A new 100-peso banknote, the third in a new family of bills, was placed in circulation last week by the central bank. Featuring the likeness of 17th-century feminist poet and nun Sister Juana Inés de la Cruz on one side and an image of monarch butterflies in pine, oak, and fir forest on the other, the predominantly red-colored note is made of polymer rather than paper.
“It has a vertical format and unique security elements,” Bank of México Governor Alejandro Díaz de León told a press conference.
Among them: embossing perceptible by touch on the Sor (Sister) Juana side, a transparent window similar to those on the existing 20-peso and 50-peso banknotes, a multicolor denomination, and fluorescent ink.
Presenting the new note, Díaz described Sor Juana as an “erudite and combative writer who fought to overcome the obstacles that limited women’s access to culture.”
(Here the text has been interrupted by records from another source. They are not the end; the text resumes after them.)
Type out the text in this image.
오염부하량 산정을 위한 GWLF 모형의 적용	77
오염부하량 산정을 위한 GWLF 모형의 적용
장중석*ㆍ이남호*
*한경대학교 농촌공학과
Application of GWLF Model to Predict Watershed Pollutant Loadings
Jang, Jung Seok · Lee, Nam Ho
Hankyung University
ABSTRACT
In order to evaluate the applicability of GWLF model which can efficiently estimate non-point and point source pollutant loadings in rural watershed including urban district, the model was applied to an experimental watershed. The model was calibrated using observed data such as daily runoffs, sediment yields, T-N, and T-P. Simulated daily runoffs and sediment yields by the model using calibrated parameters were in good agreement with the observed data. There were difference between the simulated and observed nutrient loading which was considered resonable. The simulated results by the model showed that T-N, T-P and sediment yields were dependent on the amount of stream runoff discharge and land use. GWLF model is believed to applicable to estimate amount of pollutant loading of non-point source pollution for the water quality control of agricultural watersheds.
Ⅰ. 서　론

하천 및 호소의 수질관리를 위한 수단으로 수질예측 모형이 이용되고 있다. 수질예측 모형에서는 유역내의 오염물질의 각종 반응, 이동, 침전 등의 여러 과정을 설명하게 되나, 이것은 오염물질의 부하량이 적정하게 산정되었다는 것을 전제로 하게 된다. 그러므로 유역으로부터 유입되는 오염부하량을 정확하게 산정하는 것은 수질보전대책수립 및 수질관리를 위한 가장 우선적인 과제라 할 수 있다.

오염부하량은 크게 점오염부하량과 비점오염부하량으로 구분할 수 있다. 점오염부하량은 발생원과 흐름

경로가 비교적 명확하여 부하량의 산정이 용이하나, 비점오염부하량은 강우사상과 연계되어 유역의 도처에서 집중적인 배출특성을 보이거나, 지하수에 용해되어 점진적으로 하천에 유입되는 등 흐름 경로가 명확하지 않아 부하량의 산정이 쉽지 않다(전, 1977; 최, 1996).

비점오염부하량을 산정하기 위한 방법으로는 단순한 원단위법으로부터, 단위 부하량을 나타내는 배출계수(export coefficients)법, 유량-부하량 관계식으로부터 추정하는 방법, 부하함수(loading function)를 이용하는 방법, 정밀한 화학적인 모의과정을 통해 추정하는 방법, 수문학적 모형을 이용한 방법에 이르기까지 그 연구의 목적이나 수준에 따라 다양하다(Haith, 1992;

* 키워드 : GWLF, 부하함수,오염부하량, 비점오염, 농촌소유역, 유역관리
She became “one of the most important protagonists of Spanish-American literature in the 17th century,” he said.
While speaking about the reverse side of the note, Díaz said that forests cover 16% of Mexico’s territory and play an important role in supporting Mexico’s biodiversity. The monarch butterflies featured on the note migrate to forests in México state and Michoacán from Canada and the United States every year.
The new 100-peso note replaces a paper bill featuring the likeness of Nezahualcóyotl, a ruler of the city-state of Texcoco in the 15th century. That note remains legal tender but will be gradually withdrawn from circulation.
The release of the new banknote comes two years after a new 500-peso bill featuring images of former president Benito Juárez and a gray whale entered circulation and one year after a new 200-peso note was introduced.
The face of Sor Juana appeared on the old 200-peso note but was removed in favor of independence heroes Miguel Hidalgo and José Morelos on the new one. The other side of the new 200-peso bill features an eagle flying over the Sonoran desert.
The fourth and fifth members of the new family of banknotes will be 1,000-peso and 50-peso bills.
The new 1,000 peso note will feature the 33rd president of Mexico, Francisco I. Madero, Revolution-era feminist Hermila Galindo and revolutionary Carmen Serdán. A jaguar will stalk its reverse side next to an image of the ancient Mayan city of Calakmul.
The axolotl, a species of salamander endemic to Mexico City’s Lake Xochimilco, will be featured on one side of the new 50-peso bill while gracing the other will be an image commemorating the founding of Tenochtitlán, the capital of the Aztec empire at the time of the Spanish conquest.